Une seconde victime de Matzneff le dénonce dans un livre sans oser parler de viol

L’emprise du pédocriminel sur un mineur est telle qu’elle peut durer pendant des décennies, faciliter la prescription judiciaire, et se maintenir même après la prise de conscience de son calvaire par la  victime, comme en témoigne le cas de Francesca Gee.

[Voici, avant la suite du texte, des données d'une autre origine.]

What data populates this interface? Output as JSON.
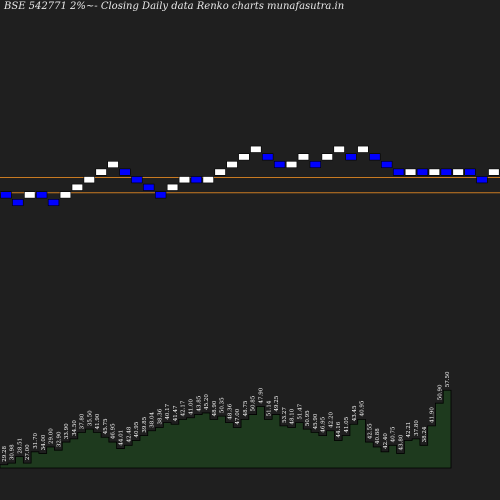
{
  "chart_data": {
    "type": "renko",
    "title": "BSE 542771 2%~- Closing Daily data  Renko  charts munafasutra.in",
    "colors": {
      "background": "#1f1f1f",
      "up_brick": "#ffffff",
      "down_brick": "#0000ff",
      "brick_edge": "#000000",
      "reference_line": "#c87a22",
      "volume_fill": "#1e3a1e",
      "volume_line": "#000000",
      "label": "#ffffff"
    },
    "reference_lines": [
      {
        "level": 0
      },
      {
        "level": -2
      }
    ],
    "bricks": [
      {
        "dir": "down",
        "level": -2
      },
      {
        "dir": "down",
        "level": -3
      },
      {
        "dir": "up",
        "level": -2
      },
      {
        "dir": "down",
        "level": -2
      },
      {
        "dir": "down",
        "level": -3
      },
      {
        "dir": "up",
        "level": -2
      },
      {
        "dir": "up",
        "level": -1
      },
      {
        "dir": "up",
        "level": 0
      },
      {
        "dir": "up",
        "level": 1
      },
      {
        "dir": "up",
        "level": 2
      },
      {
        "dir": "down",
        "level": 1
      },
      {
        "dir": "down",
        "level": 0
      },
      {
        "dir": "down",
        "level": -1
      },
      {
        "dir": "down",
        "level": -2
      },
      {
        "dir": "up",
        "level": -1
      },
      {
        "dir": "up",
        "level": 0
      },
      {
        "dir": "down",
        "level": 0
      },
      {
        "dir": "up",
        "level": 0
      },
      {
        "dir": "up",
        "level": 1
      },
      {
        "dir": "up",
        "level": 2
      },
      {
        "dir": "up",
        "level": 3
      },
      {
        "dir": "up",
        "level": 4
      },
      {
        "dir": "down",
        "level": 3
      },
      {
        "dir": "down",
        "level": 2
      },
      {
        "dir": "up",
        "level": 2
      },
      {
        "dir": "up",
        "level": 3
      },
      {
        "dir": "down",
        "level": 2
      },
      {
        "dir": "up",
        "level": 3
      },
      {
        "dir": "up",
        "level": 4
      },
      {
        "dir": "down",
        "level": 3
      },
      {
        "dir": "up",
        "level": 4
      },
      {
        "dir": "down",
        "level": 3
      },
      {
        "dir": "down",
        "level": 2
      },
      {
        "dir": "down",
        "level": 1
      },
      {
        "dir": "up",
        "level": 1
      },
      {
        "dir": "down",
        "level": 1
      },
      {
        "dir": "up",
        "level": 1
      },
      {
        "dir": "down",
        "level": 1
      },
      {
        "dir": "up",
        "level": 1
      },
      {
        "dir": "down",
        "level": 1
      },
      {
        "dir": "down",
        "level": 0
      },
      {
        "dir": "up",
        "level": 1
      },
      {
        "dir": "down",
        "level": 1
      },
      {
        "dir": "up",
        "level": 1
      },
      {
        "dir": "up",
        "level": 2
      },
      {
        "dir": "up",
        "level": 3
      },
      {
        "dir": "up",
        "level": 4
      },
      {
        "dir": "up",
        "level": 5
      }
    ],
    "volume": {
      "values": [
        2,
        3,
        7,
        3,
        10,
        9,
        13,
        11,
        16,
        18,
        22,
        24,
        22,
        19,
        16,
        12,
        14,
        17,
        20,
        23,
        25,
        28,
        27,
        30,
        31,
        33,
        34,
        30,
        32,
        28,
        25,
        30,
        33,
        38,
        30,
        33,
        26,
        25,
        28,
        24,
        22,
        20,
        23,
        17,
        20,
        27,
        30,
        16,
        13,
        10,
        14,
        9,
        17,
        18,
        14,
        26,
        40,
        48
      ],
      "labels": [
        "29.28",
        "30.98",
        "28.51",
        "27.00",
        "31.70",
        "34.00",
        "29.00",
        "32.90",
        "33.90",
        "34.50",
        "37.80",
        "35.50",
        "41.90",
        "45.75",
        "46.95",
        "44.01",
        "42.48",
        "40.95",
        "39.85",
        "38.04",
        "38.36",
        "40.17",
        "41.47",
        "42.17",
        "41.00",
        "43.85",
        "45.20",
        "48.90",
        "50.35",
        "48.36",
        "47.00",
        "48.75",
        "50.85",
        "47.90",
        "51.14",
        "49.25",
        "53.27",
        "48.10",
        "51.47",
        "50.95",
        "45.90",
        "46.95",
        "42.20",
        "44.16",
        "41.05",
        "43.45",
        "40.95",
        "42.55",
        "40.88",
        "42.40",
        "40.75",
        "43.80",
        "42.21",
        "37.80",
        "38.24",
        "41.90",
        "50.90",
        "57.50"
      ]
    }
  }
}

Cette ancienne journaliste, aujourd’hui âgée de 63 ans, dénonce dans un livre auto-édité, « L’arme la plus meurtrière », à paraître le 28 septembre, les « atteintes sexuelles » commises sur elle quand elle avait 15 ans par Gabriel Matzneff, réfugié en Italie.

 Mon enquête sur « La pédocratie à la française » (Editions Fabert) avait révélé cet autre scandale, après les révélations en janvier 2020 de Vanessa Springora, dans son livre « Le consentement » (Seuil), sur les viols de l’écrivain à son encontre quand elle avait 13 ans.

Le témoignage de Mme Gee dresse « le portrait d’un étonnant personnage dont les menées ont été protégées, au long d’un demi-siècle, par des hommes parmi les plus puissants », ainsi qu’elle l’a confié à l‘AFP. Elle y relate aussi le « cataclysme qui [l]’a brisée à 15 ans, et qui a changé le cours de [son] existence ». Son premier manuscrit sur ce drame avait été refusé en 2004 par tous les éditeurs français contactés.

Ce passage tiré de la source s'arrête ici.